Iron removal from waterlogged wood: Extraction by electrophoresis and chemical treatments

Publication Type:

Journal Article

Authors:

Charlène Pelé; Elodie Guilminot; Sylvie Labroche; Gwenaël Lemoine; Gilles Baron;

Source:

Studies in Conservation, Volume 60, Number 3, p.155-171 (2015)

Abstract:

The presence of iron oxides (lepidocrocite, goethite) in archeological wood may result in a degradation of the wood matrix. Extraction of these iron oxides is largely dependent on their solubility. In this study, balsa wood samples were impregnated with iron oxides to test extraction treatments.

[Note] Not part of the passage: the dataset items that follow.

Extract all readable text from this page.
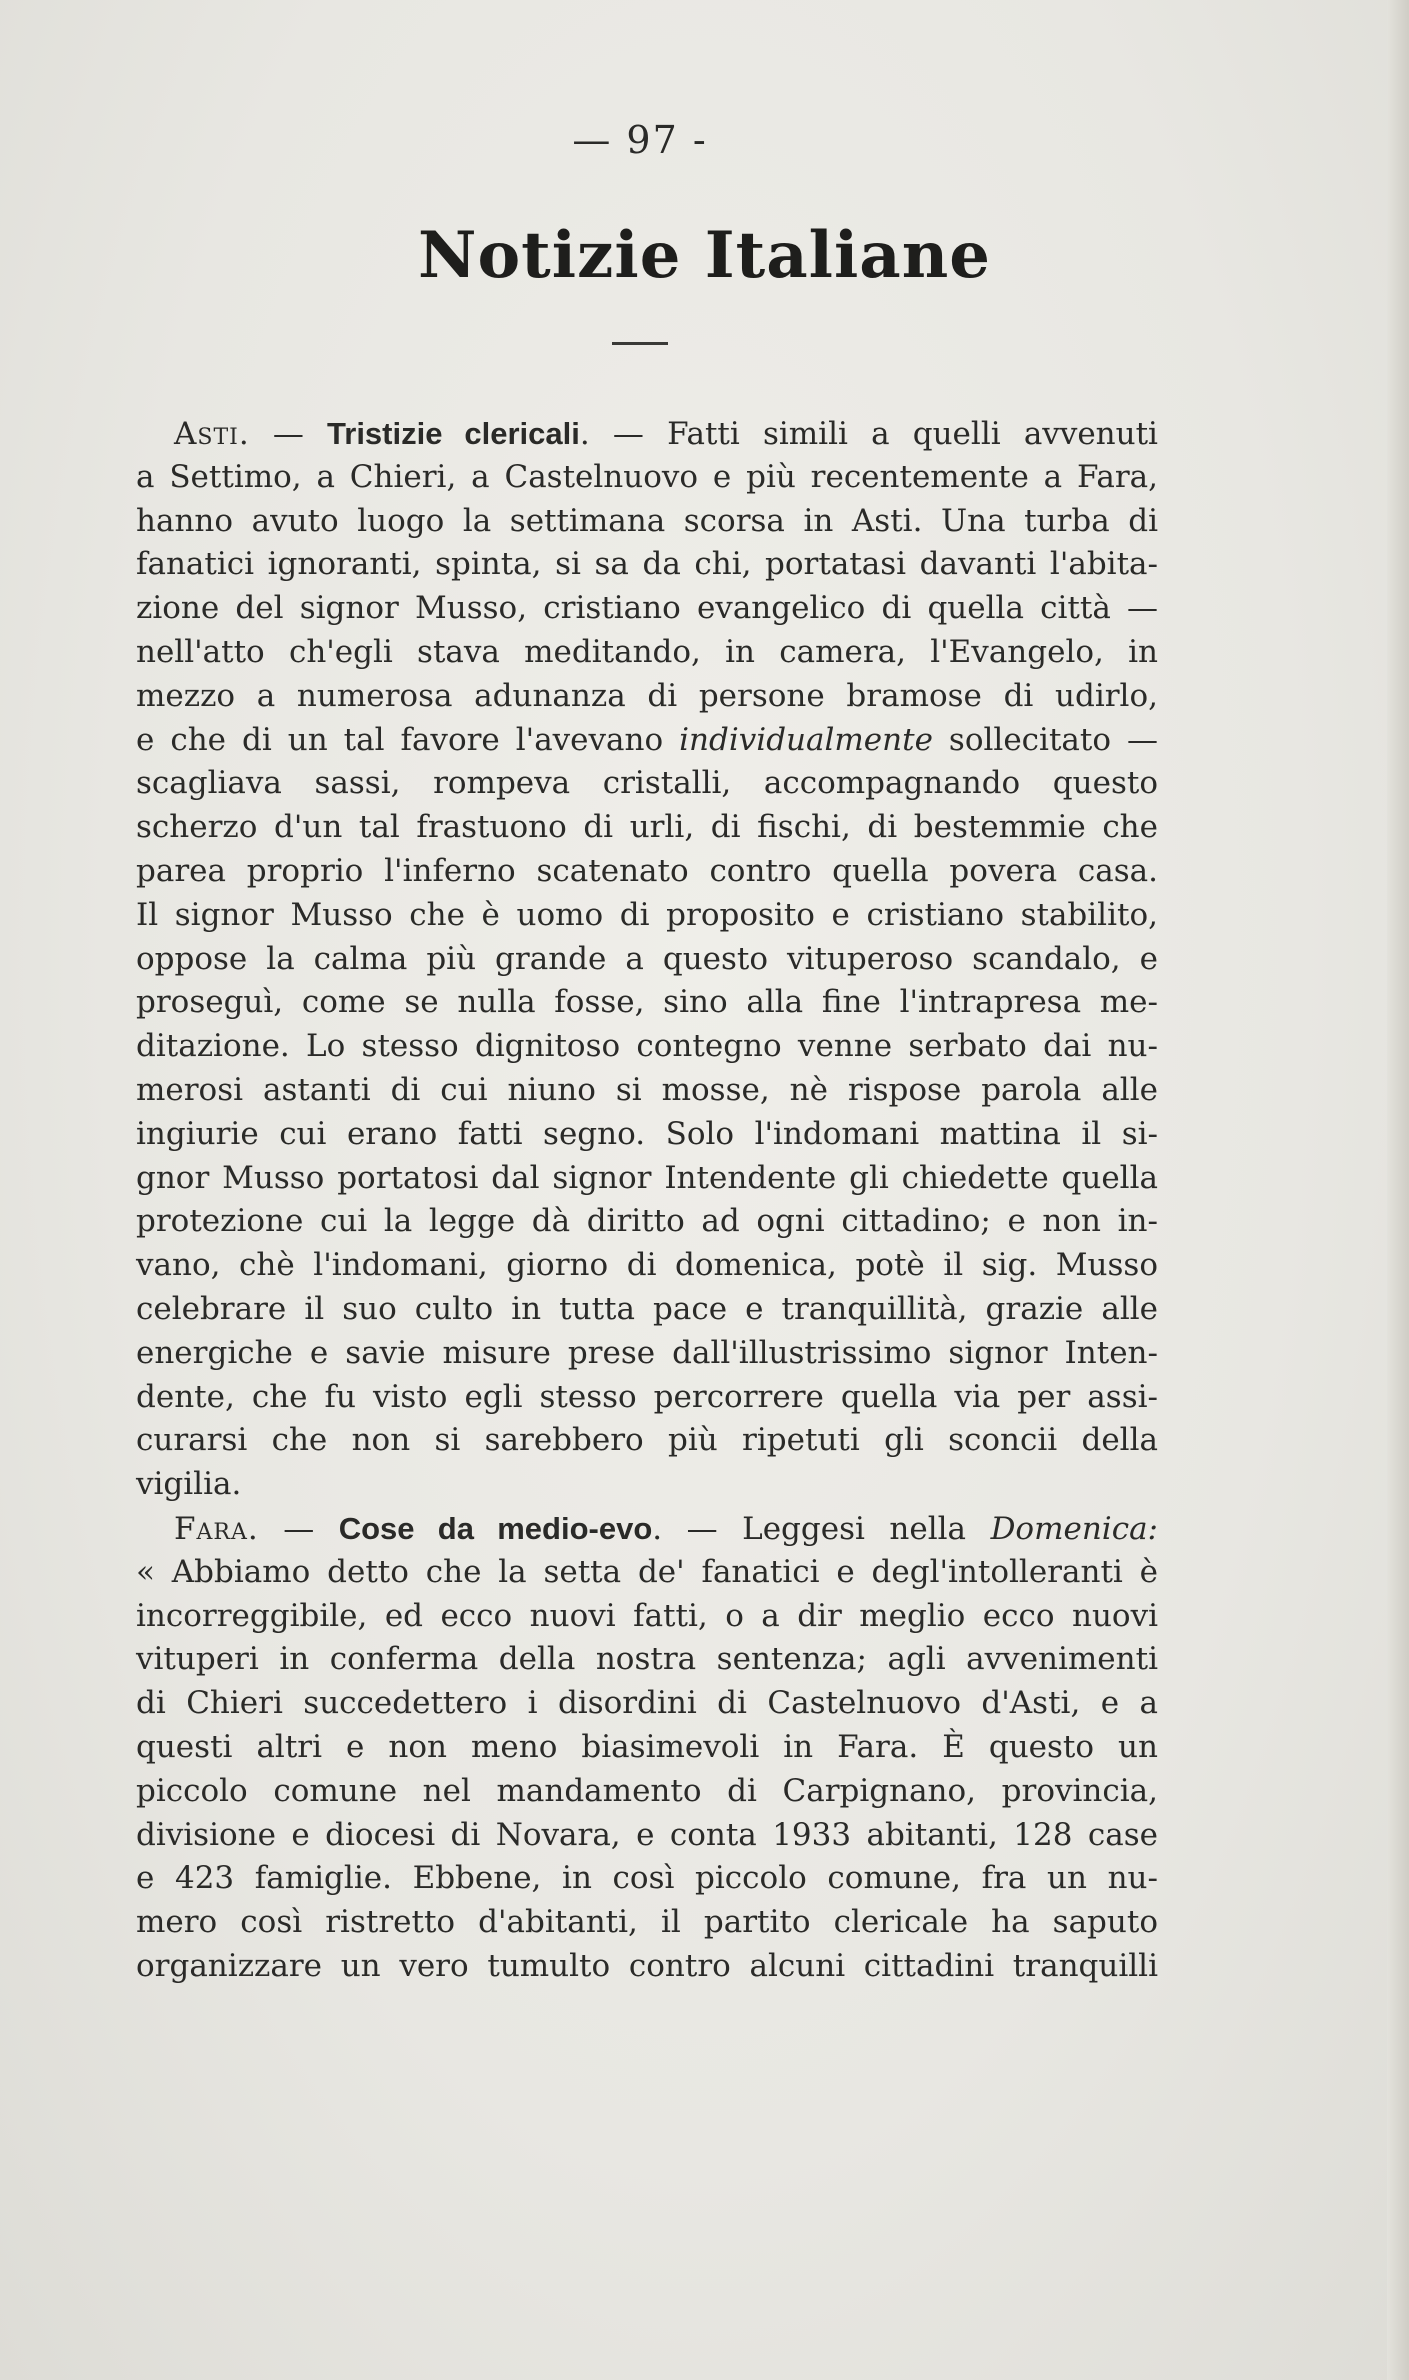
— 97 -
Notizie Italiane
Asti. — Tristizie clericali. — Fatti simili a quelli avvenuti
a Settimo, a Chieri, a Castelnuovo e più recentemente a Fara,
hanno avuto luogo la settimana scorsa in Asti. Una turba di
fanatici ignoranti, spinta, si sa da chi, portatasi davanti l'abita-
zione del signor Musso, cristiano evangelico di quella città —
nell'atto ch'egli stava meditando, in camera, l'Evangelo, in
mezzo a numerosa adunanza di persone bramose di udirlo,
e che di un tal favore l'avevano individualmente sollecitato —
scagliava sassi, rompeva cristalli, accompagnando questo
scherzo d'un tal frastuono di urli, di fischi, di bestemmie che
parea proprio l'inferno scatenato contro quella povera casa.
Il signor Musso che è uomo di proposito e cristiano stabilito,
oppose la calma più grande a questo vituperoso scandalo, e
proseguì, come se nulla fosse, sino alla fine l'intrapresa me-
ditazione. Lo stesso dignitoso contegno venne serbato dai nu-
merosi astanti di cui niuno si mosse, nè rispose parola alle
ingiurie cui erano fatti segno. Solo l'indomani mattina il si-
gnor Musso portatosi dal signor Intendente gli chiedette quella
protezione cui la legge dà diritto ad ogni cittadino; e non in-
vano, chè l'indomani, giorno di domenica, potè il sig. Musso
celebrare il suo culto in tutta pace e tranquillità, grazie alle
energiche e savie misure prese dall'illustrissimo signor Inten-
dente, che fu visto egli stesso percorrere quella via per assi-
curarsi che non si sarebbero più ripetuti gli sconcii della
vigilia.
Fara. — Cose da medio-evo. — Leggesi nella Domenica:
« Abbiamo detto che la setta de' fanatici e degl'intolleranti è
incorreggibile, ed ecco nuovi fatti, o a dir meglio ecco nuovi
vituperi in conferma della nostra sentenza; agli avvenimenti
di Chieri succedettero i disordini di Castelnuovo d'Asti, e a
questi altri e non meno biasimevoli in Fara. È questo un
piccolo comune nel mandamento di Carpignano, provincia,
divisione e diocesi di Novara, e conta 1933 abitanti, 128 case
e 423 famiglie. Ebbene, in così piccolo comune, fra un nu-
mero così ristretto d'abitanti, il partito clericale ha saputo
organizzare un vero tumulto contro alcuni cittadini tranquilli
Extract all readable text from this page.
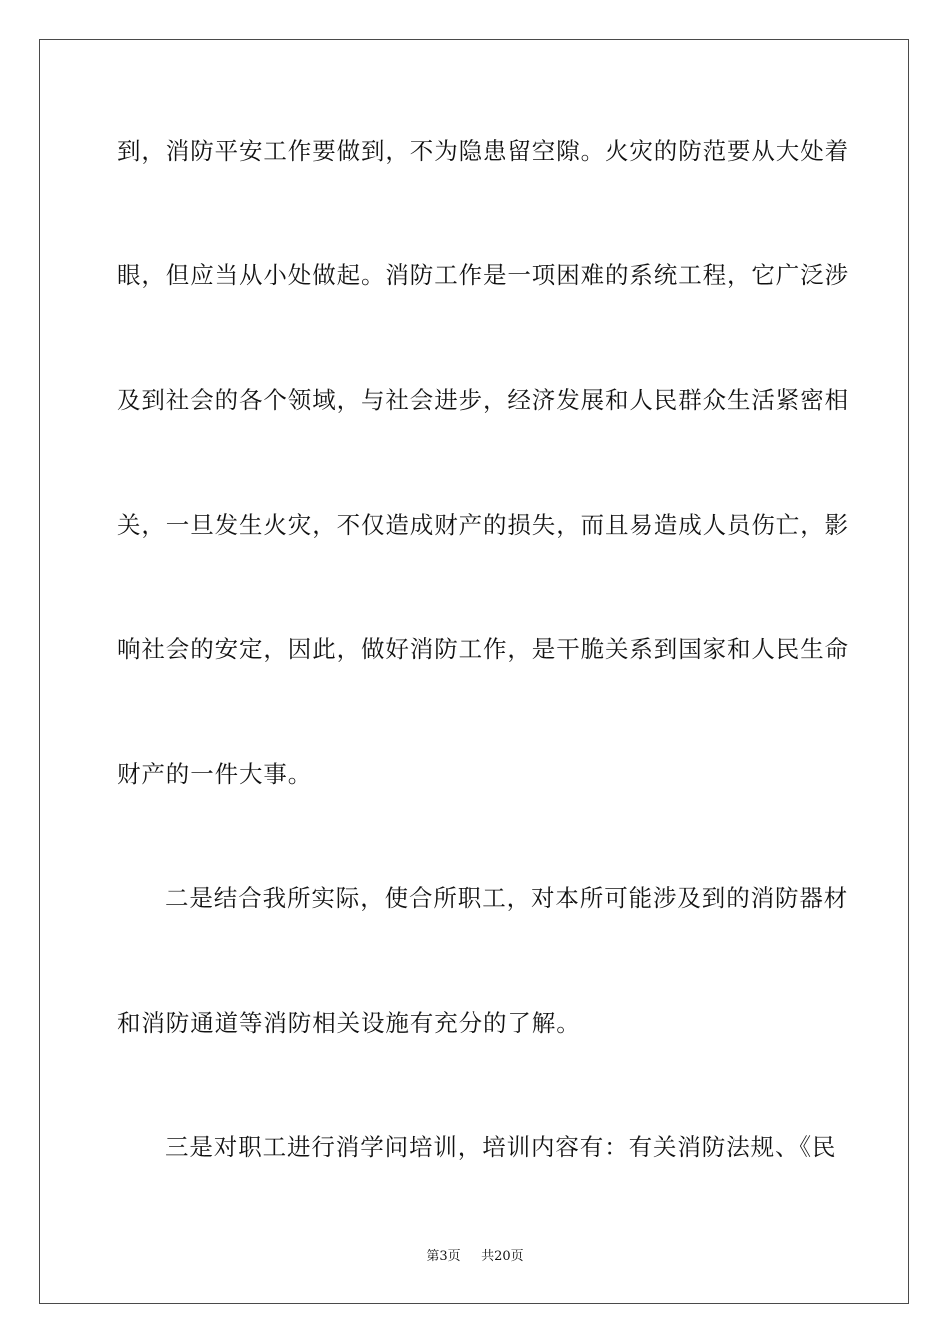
到，消防平安工作要做到，不为隐患留空隙。火灾的防范要从大处着
眼，但应当从小处做起。消防工作是一项困难的系统工程，它广泛涉
及到社会的各个领域，与社会进步，经济发展和人民群众生活紧密相
关，一旦发生火灾，不仅造成财产的损失，而且易造成人员伤亡，影
响社会的安定，因此，做好消防工作，是干脆关系到国家和人民生命
财产的一件大事。
二是结合我所实际，使合所职工，对本所可能涉及到的消防器材
和消防通道等消防相关设施有充分的了解。
三是对职工进行消学问培训，培训内容有：有关消防法规、《民
第3页 共20页
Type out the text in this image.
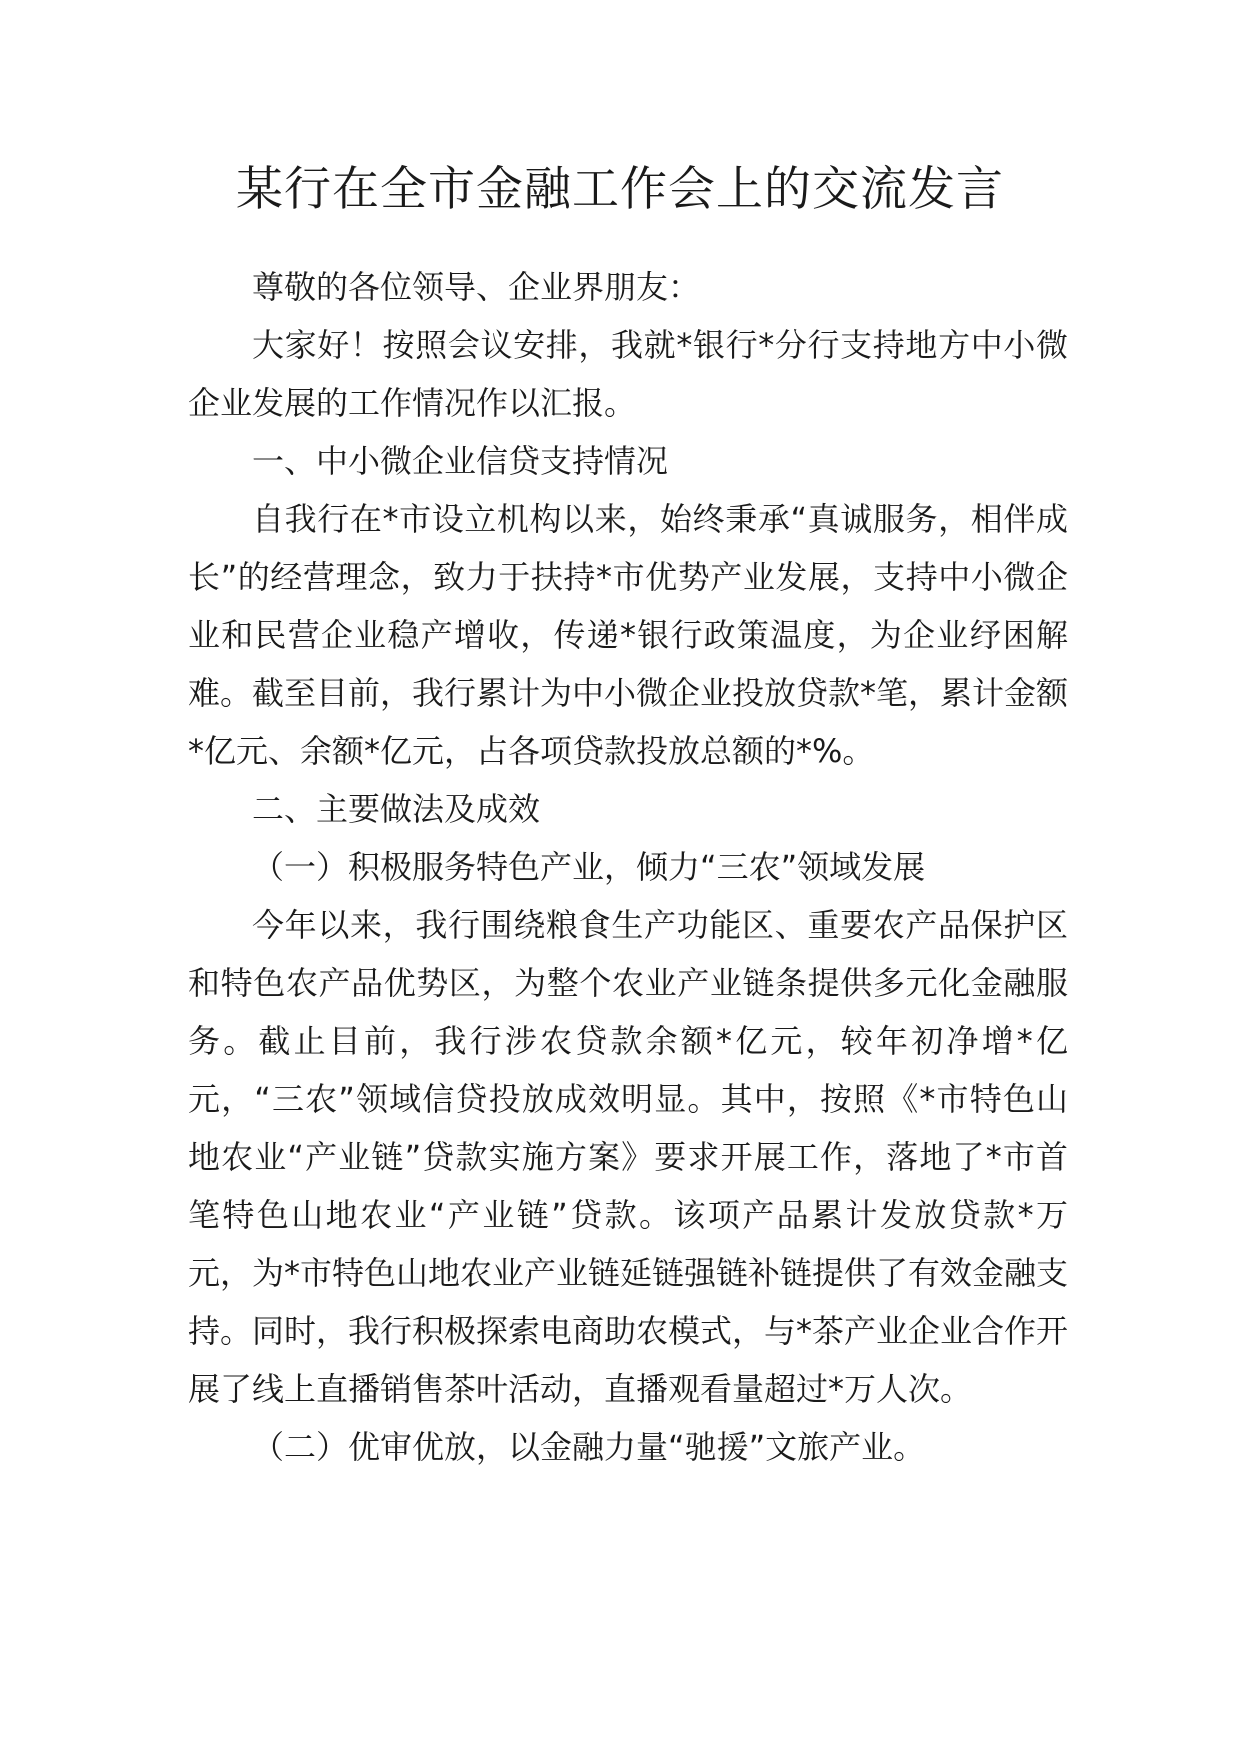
某行在全市金融工作会上的交流发言

尊敬的各位领导、企业界朋友：

大家好！按照会议安排，我就*银行*分行支持地方中小微企业发展的工作情况作以汇报。

一、中小微企业信贷支持情况

自我行在*市设立机构以来，始终秉承“真诚服务，相伴成长”的经营理念，致力于扶持*市优势产业发展，支持中小微企业和民营企业稳产增收，传递*银行政策温度，为企业纾困解难。截至目前，我行累计为中小微企业投放贷款*笔，累计金额*亿元、余额*亿元，占各项贷款投放总额的*%。

二、主要做法及成效

（一）积极服务特色产业，倾力“三农”领域发展

今年以来，我行围绕粮食生产功能区、重要农产品保护区和特色农产品优势区，为整个农业产业链条提供多元化金融服务。截止目前，我行涉农贷款余额*亿元，较年初净增*亿元，“三农”领域信贷投放成效明显。其中，按照《*市特色山地农业“产业链”贷款实施方案》要求开展工作，落地了*市首笔特色山地农业“产业链”贷款。该项产品累计发放贷款*万元，为*市特色山地农业产业链延链强链补链提供了有效金融支持。同时，我行积极探索电商助农模式，与*茶产业企业合作开展了线上直播销售茶叶活动，直播观看量超过*万人次。

（二）优审优放，以金融力量“驰援”文旅产业。
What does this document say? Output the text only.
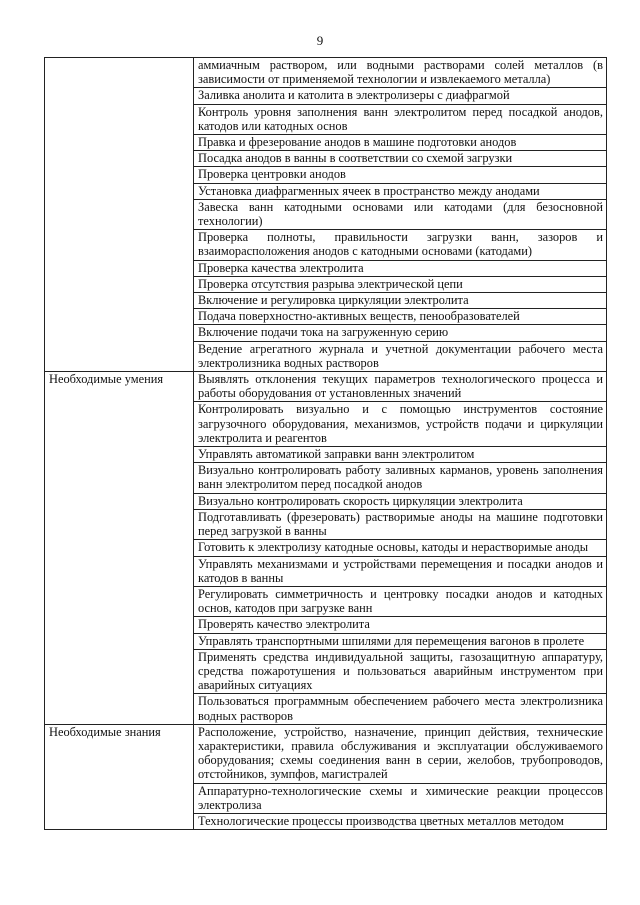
9
	аммиачным раствором, или водными растворами солей металлов (в зависимости от применяемой технологии и извлекаемого металла)
	Заливка анолита и католита в электролизеры с диафрагмой
	Контроль уровня заполнения ванн электролитом перед посадкой анодов, катодов или катодных основ
	Правка и фрезерование анодов в машине подготовки анодов
	Посадка анодов в ванны в соответствии со схемой загрузки
	Проверка центровки анодов
	Установка диафрагменных ячеек в пространство между анодами
	Завеска ванн катодными основами или катодами (для безосновной технологии)
	Проверка полноты, правильности загрузки ванн, зазоров и взаиморасположения анодов с катодными основами (катодами)
	Проверка качества электролита
	Проверка отсутствия разрыва электрической цепи
	Включение и регулировка циркуляции электролита
	Подача поверхностно-активных веществ, пенообразователей
	Включение подачи тока на загруженную серию
	Ведение агрегатного журнала и учетной документации рабочего места электролизника водных растворов
Необходимые умения	Выявлять отклонения текущих параметров технологического процесса и работы оборудования от установленных значений
	Контролировать визуально и с помощью инструментов состояние загрузочного оборудования, механизмов, устройств подачи и циркуляции электролита и реагентов
	Управлять автоматикой заправки ванн электролитом
	Визуально контролировать работу заливных карманов, уровень заполнения ванн электролитом перед посадкой анодов
	Визуально контролировать скорость циркуляции электролита
	Подготавливать (фрезеровать) растворимые аноды на машине подготовки перед загрузкой в ванны
	Готовить к электролизу катодные основы, катоды и нерастворимые аноды
	Управлять механизмами и устройствами перемещения и посадки анодов и катодов в ванны
	Регулировать симметричность и центровку посадки анодов и катодных основ, катодов при загрузке ванн
	Проверять качество электролита
	Управлять транспортными шпилями для перемещения вагонов в пролете
	Применять средства индивидуальной защиты, газозащитную аппаратуру, средства пожаротушения и пользоваться аварийным инструментом при аварийных ситуациях
	Пользоваться программным обеспечением рабочего места электролизника водных растворов
Необходимые знания	Расположение, устройство, назначение, принцип действия, технические характеристики, правила обслуживания и эксплуатации обслуживаемого оборудования; схемы соединения ванн в серии, желобов, трубопроводов, отстойников, зумпфов, магистралей
	Аппаратурно-технологические схемы и химические реакции процессов электролиза
	Технологические процессы производства цветных металлов методом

Additionally, archeological wood samples were also examined to determine treatment efficiency. Electrophoresis and simple immersion treatments were performed using various chemical solutions: a neutral and a conductive substance (potassium nitrate), an acid (acetic acid), three alkaline chelating agents (tri-ammonium and tri-sodium citrate and sodium oxalate), three acidic and slightly acidic chelating agents (ethylenediaminetetraacetic acid (EDTA), citric acid, and oxalic acid), and a reductant (sodium dithionite). Potassium nitrate did not extract sufficient amounts of iron, irrespective of whether the treatment was conducted by electrophoresis or simple immersion; any observable dissolution was attributed to protonation because of the acidic pH around the anode (as low as 3). Dissolution in acetic acid did not extract iron with either treatment. Strong chelating agents improved extraction, and these compounds gave the best results for simple immersion, particularly EDTA. This chemical is well adapted for use on archeological objects because of its chemical properties (stability constant, speciation based on pH). The addition of sodium dithionite to the solution improved dissolution. Even though electrophoresis improved extraction (in particular for tri-ammonium citrate), none of the tested chelating chemicals were suitable for electrophoresis because of a significant increase in temperature as well as high anode corrosion. The presence of iron sulfide in the archeological wood limited the effectiveness of the tested chemicals. A pre-treatment in sodium persulfate was expanded to include oxidized iron sulfide in oxy/hydroxide iron, which improved the extraction rate.